NANJING, March 8 (Xinhua) -- Yu Xiaolan, a woman teacher from Nanjing, capital of east China's Jiangsu Province, has taught for over a decade, but her students never talk to her.
"When I went for an interview at the school in 2002, I saw a group of students hanging out in the playground, making no noise at all," said Yu, 39. "It touched me deep inside when I was later told they had hearing impairments but were just as happy as their classmates."
The then-college graduate student was determined to start her career at the school for hearing-impaired students.
Yu has taught for 17 years at the Nanjing City Hearing Impaired School. Founded in 1927, the school now has nearly 400 students and over 130 faculty members, including both junior and senior high schools.
Yu said her emotional bond with the students has propelled her to make it a lifelong career.
Yu now teaches Chinese at a high school class of 13 students with hearing loss. Yu said they treat each other like family members.
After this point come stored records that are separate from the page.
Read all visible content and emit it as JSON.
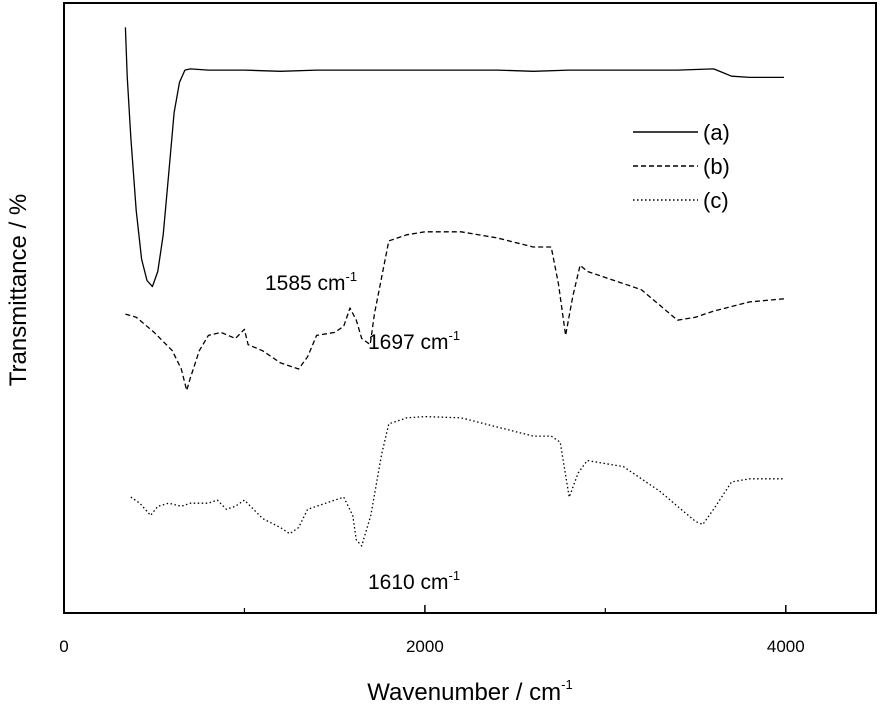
{
  "chart_data": {
    "type": "line",
    "title": "",
    "xlabel": "Wavenumber / cm",
    "xlabel_sup": "-1",
    "ylabel": "Transmittance / %",
    "xlim": [
      0,
      4500
    ],
    "x_ticks": [
      {
        "value": 0,
        "label": "0"
      },
      {
        "value": 2000,
        "label": "2000"
      },
      {
        "value": 4000,
        "label": "4000"
      }
    ],
    "y_ticks": [],
    "grid": false,
    "legend_position": "top-right",
    "legend": [
      {
        "label": "(a)",
        "dash": "solid"
      },
      {
        "label": "(b)",
        "dash": "dashed"
      },
      {
        "label": "(c)",
        "dash": "dotted"
      }
    ],
    "series": [
      {
        "name": "(a)",
        "color": "#000000",
        "dash": "solid",
        "x": [
          340,
          350,
          370,
          400,
          430,
          460,
          490,
          520,
          550,
          580,
          610,
          640,
          670,
          700,
          800,
          900,
          1000,
          1200,
          1400,
          1600,
          1800,
          2000,
          2200,
          2400,
          2600,
          2800,
          3000,
          3200,
          3400,
          3600,
          3650,
          3700,
          3800,
          3990
        ],
        "y": [
          96,
          88,
          78,
          66,
          58,
          54.5,
          53.5,
          56,
          62,
          72,
          82,
          87,
          89,
          89.2,
          89,
          89,
          89,
          88.8,
          89,
          89,
          89,
          89,
          89,
          89,
          88.8,
          89,
          89,
          89,
          89,
          89.2,
          88.6,
          88,
          87.8,
          87.8
        ]
      },
      {
        "name": "(b)",
        "color": "#000000",
        "dash": "dashed",
        "x": [
          340,
          400,
          500,
          600,
          650,
          680,
          700,
          750,
          800,
          870,
          950,
          1000,
          1020,
          1100,
          1200,
          1300,
          1350,
          1400,
          1500,
          1550,
          1585,
          1620,
          1650,
          1697,
          1720,
          1760,
          1800,
          1900,
          2000,
          2200,
          2400,
          2600,
          2700,
          2740,
          2780,
          2820,
          2860,
          2900,
          3000,
          3200,
          3400,
          3500,
          3600,
          3800,
          3990
        ],
        "y": [
          49,
          48.5,
          46,
          43,
          40,
          36.5,
          38.5,
          43,
          45.5,
          46,
          45,
          46.5,
          44,
          43,
          41,
          40,
          42,
          45.5,
          46,
          47,
          50,
          48,
          45,
          44,
          49,
          55,
          61,
          62,
          62.5,
          62.5,
          61.5,
          60,
          60,
          54,
          45.5,
          52,
          57,
          56,
          55,
          53,
          48,
          48.5,
          49.5,
          51,
          51.5
        ]
      },
      {
        "name": "(c)",
        "color": "#000000",
        "dash": "dotted",
        "x": [
          370,
          420,
          480,
          520,
          580,
          650,
          700,
          800,
          850,
          900,
          950,
          1000,
          1050,
          1100,
          1200,
          1250,
          1300,
          1350,
          1400,
          1500,
          1550,
          1600,
          1620,
          1650,
          1700,
          1760,
          1800,
          1900,
          2000,
          2200,
          2400,
          2600,
          2700,
          2750,
          2800,
          2850,
          2900,
          3000,
          3100,
          3200,
          3300,
          3400,
          3500,
          3540,
          3600,
          3700,
          3800,
          3990
        ],
        "y": [
          19,
          18,
          16,
          17.5,
          18,
          17.5,
          18,
          18,
          18.5,
          17,
          17.5,
          18.5,
          17,
          15.5,
          14,
          13,
          14,
          17,
          17.5,
          18.5,
          19,
          16,
          12,
          11,
          16,
          26,
          31,
          32,
          32.2,
          32,
          30.5,
          29,
          29,
          28,
          19,
          23,
          25,
          24.5,
          24,
          22,
          20,
          17.5,
          15,
          14.5,
          17,
          21.5,
          22,
          22
        ]
      }
    ],
    "annotations": [
      {
        "text": "1585 cm",
        "sup": "-1"
      },
      {
        "text": "1697 cm",
        "sup": "-1"
      },
      {
        "text": "1610 cm",
        "sup": "-1"
      }
    ]
  }
}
Their mutual trust and self-confidence, however, were not built in one day. The success is largely due to Yu's years of efforts in encouraging the students to make friends and share their opinions.
At the end of each semester, students from Yu's class usually expect feedback from their beloved Chinese teacher Yu as they are eager to let her see their progress.
"Some of the students from my class come from other provinces and cities, away from their parents, so I always try to be creative when I give them tailored, positive comments after each semester, such as drawing cartoons and using inspirational quotes and poems," Yu said.
Days before the International Women's Day, Yu received a number of DIY gifts from her students, such as a piece of Chinese calligraphy from Tao Wanting.
Wearing a shy smile, the bashful 16-year-old girl also used sign language to express her gratitude. "I wish you a happy Women's Day!" Tao gestured while handing over her work that reads "beautiful, intelligent and pure as a lily" to describe how she felt about Teacher Yu.
Yu replied with proficient sign language to express her appreciation, a skill she has spent three years learning.
"From words to sentences, I practiced a lot at home after work, facing the mirror to practice for hours," said Yu. "I often teach my six-year-old son to learn some simple sign language, and he likes to hang out with my students."
"It took some time for my students to open their hearts, but once they accept you, they will trust you," said Yu, who used to be honored as the most outstanding teacher of Nanjing City.